I really dislike bundles that have a myriad of implementation dependencies. Dependencies that are only used by one bundle and pollute the public package space in OSGi. A perfect bundle depends on services specified in a Java package that has few no dependencies. We see this model becoming prevalent outside the Java world. On Apple’s, nowadays you need to bring your own Java VM and the average Android applications are tens of megabytes. Sharing dependencies turns out to be so hard that we’d prefer to make things much larger to not share.
To make my perfect bundles (pun intended) I tend to include my dependencies. From the start, bnd has had the possibility to ‘borrow’ Java byte-codes from other bundles. If you did an Export-Package
or Private-Package
instruction, then the source is the class path, not just the code in your project. This tend to result in duplicate code but since OSGi can handle this very well as long as it is private code, you only get bigger bundles; a price well worth paying at today’s memory & bandwidth cost.
The remaining problem therefore was to find the exact closure of packages that would make my unwanted import list empty. Finding out this set was tedious. Since I’ve been doing software since the late seventies, I recalled that we could statically link applications. After the application was assembled, the linker looked in a library and added any dependencies it could find from the archive. The tricky part was that those modules brought in their own dependencies, so this process was recursively applied until there were no more missing links.
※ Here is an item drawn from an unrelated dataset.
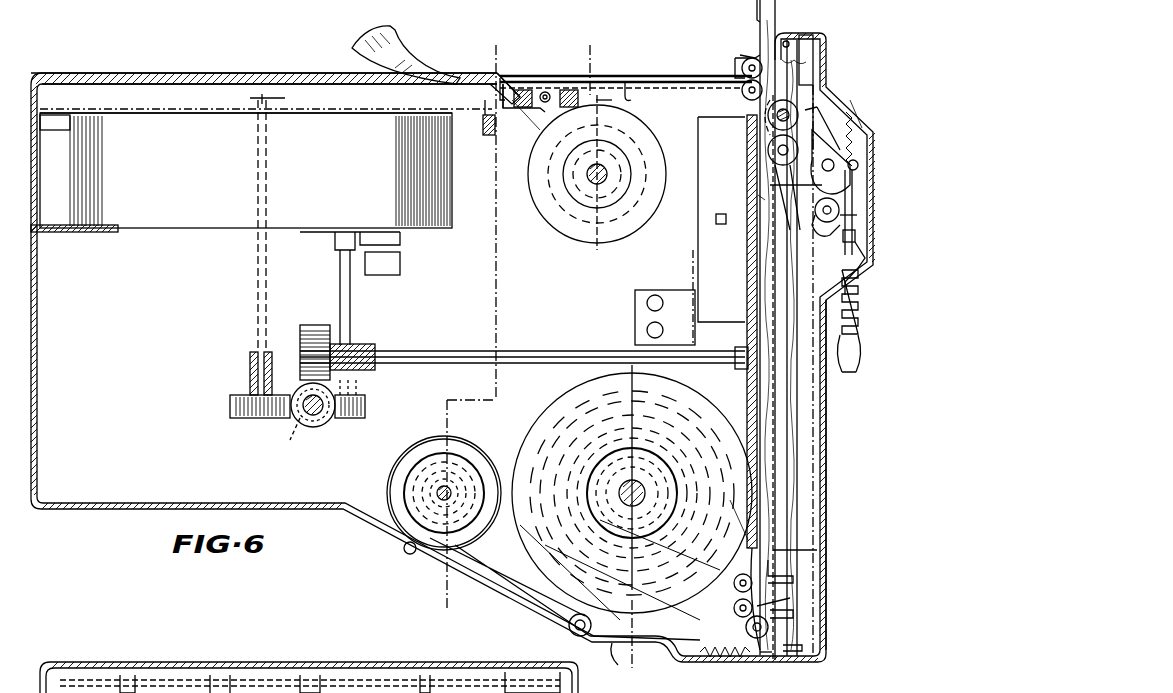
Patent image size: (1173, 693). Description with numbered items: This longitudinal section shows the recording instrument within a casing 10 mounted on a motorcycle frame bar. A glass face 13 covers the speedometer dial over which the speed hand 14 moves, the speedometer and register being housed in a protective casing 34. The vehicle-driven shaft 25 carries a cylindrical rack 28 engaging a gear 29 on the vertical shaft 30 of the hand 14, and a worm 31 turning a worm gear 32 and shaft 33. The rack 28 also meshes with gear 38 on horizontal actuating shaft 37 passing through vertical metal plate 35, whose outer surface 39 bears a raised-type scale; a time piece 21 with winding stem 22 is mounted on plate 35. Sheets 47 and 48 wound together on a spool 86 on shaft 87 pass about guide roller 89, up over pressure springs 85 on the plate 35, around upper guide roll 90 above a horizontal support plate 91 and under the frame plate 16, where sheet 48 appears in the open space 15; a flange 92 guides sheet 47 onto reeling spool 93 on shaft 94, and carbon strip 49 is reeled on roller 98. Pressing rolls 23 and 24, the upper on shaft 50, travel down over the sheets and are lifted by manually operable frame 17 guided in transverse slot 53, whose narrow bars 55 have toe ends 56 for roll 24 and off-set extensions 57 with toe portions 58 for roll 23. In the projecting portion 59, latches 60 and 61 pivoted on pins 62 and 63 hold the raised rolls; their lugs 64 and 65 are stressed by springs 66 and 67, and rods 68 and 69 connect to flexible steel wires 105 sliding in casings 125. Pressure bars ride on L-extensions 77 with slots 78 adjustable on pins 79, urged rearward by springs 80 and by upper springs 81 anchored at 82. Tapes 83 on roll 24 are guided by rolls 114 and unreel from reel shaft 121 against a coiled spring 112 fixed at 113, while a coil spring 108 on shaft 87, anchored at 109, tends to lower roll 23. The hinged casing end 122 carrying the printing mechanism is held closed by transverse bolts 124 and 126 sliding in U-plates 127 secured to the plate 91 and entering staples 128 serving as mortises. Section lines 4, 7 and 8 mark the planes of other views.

I therefore added the -conditionalpackage
instruction. As usual in bnd, you can specify one or more glob patterns to match the package names you want to recursively include.
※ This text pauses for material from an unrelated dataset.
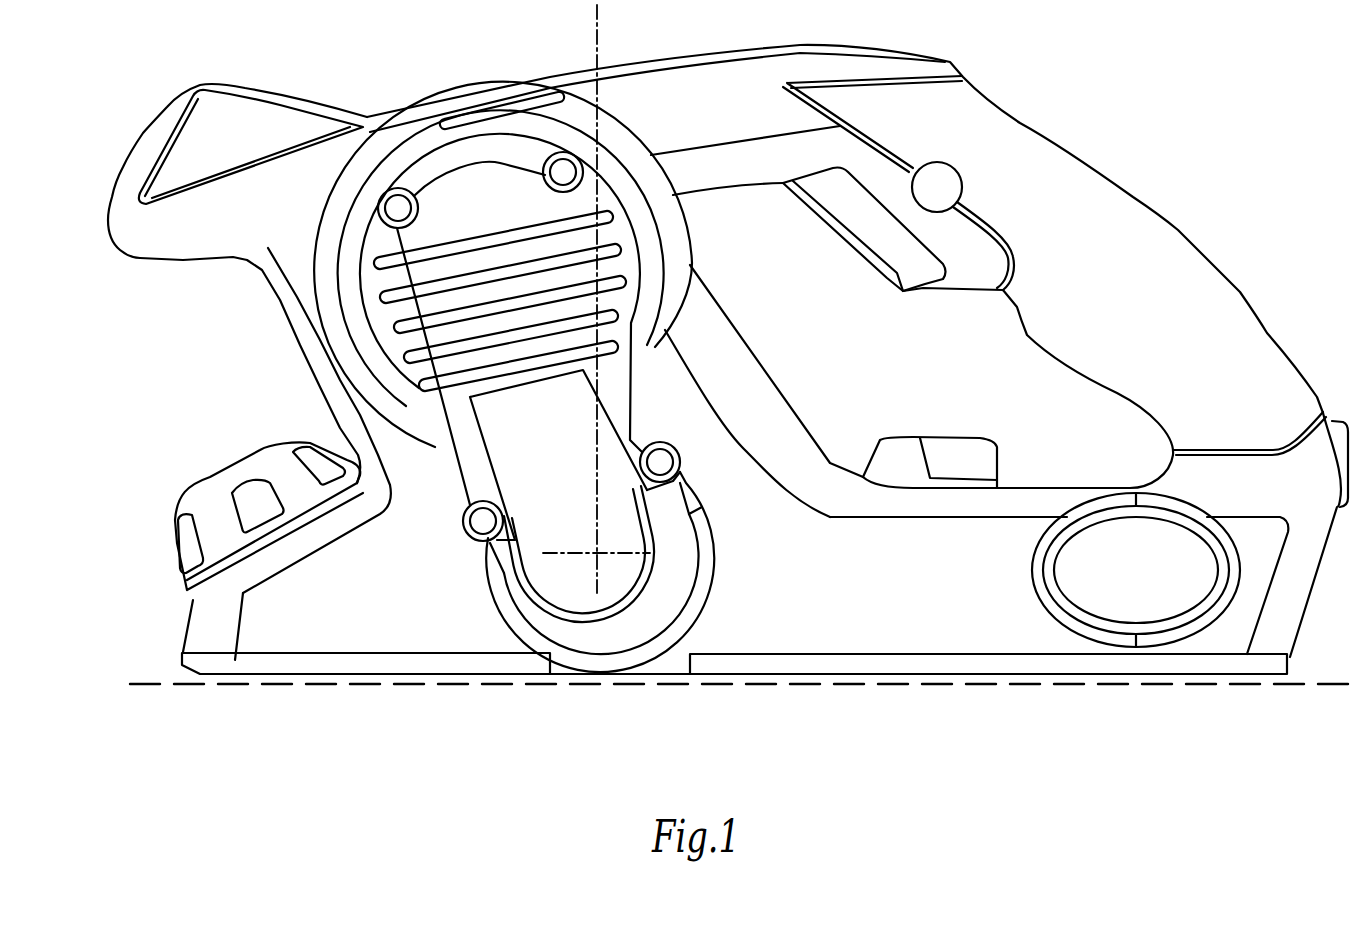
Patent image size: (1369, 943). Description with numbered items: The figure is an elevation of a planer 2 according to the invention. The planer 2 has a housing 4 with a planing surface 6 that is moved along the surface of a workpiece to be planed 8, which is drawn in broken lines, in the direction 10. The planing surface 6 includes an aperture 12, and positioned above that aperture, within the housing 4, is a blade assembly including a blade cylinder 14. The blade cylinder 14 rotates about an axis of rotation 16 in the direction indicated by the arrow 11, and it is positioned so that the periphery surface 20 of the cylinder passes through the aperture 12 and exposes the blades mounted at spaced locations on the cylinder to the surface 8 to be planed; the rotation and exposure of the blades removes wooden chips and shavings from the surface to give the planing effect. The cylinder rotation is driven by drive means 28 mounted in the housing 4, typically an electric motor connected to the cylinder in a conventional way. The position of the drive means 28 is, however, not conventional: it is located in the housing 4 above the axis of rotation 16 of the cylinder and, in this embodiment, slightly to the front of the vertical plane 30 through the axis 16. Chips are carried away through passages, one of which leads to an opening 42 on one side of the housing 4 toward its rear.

-conditionalpackage aQute.lib*
The library used in the example, aQute.libg, was specifically developed for this type of inclusion. There are, however, many JARs that are not as cleanly designed. Although bnd tries to include the whole package, sometimes there are resource dependencies bnd is unaware of. Also the evil hack Class.forName()
can throw bnd off.
And one last reminder, this only works well in OSGi since we have true modules where the same code can be present multiple times as private packages.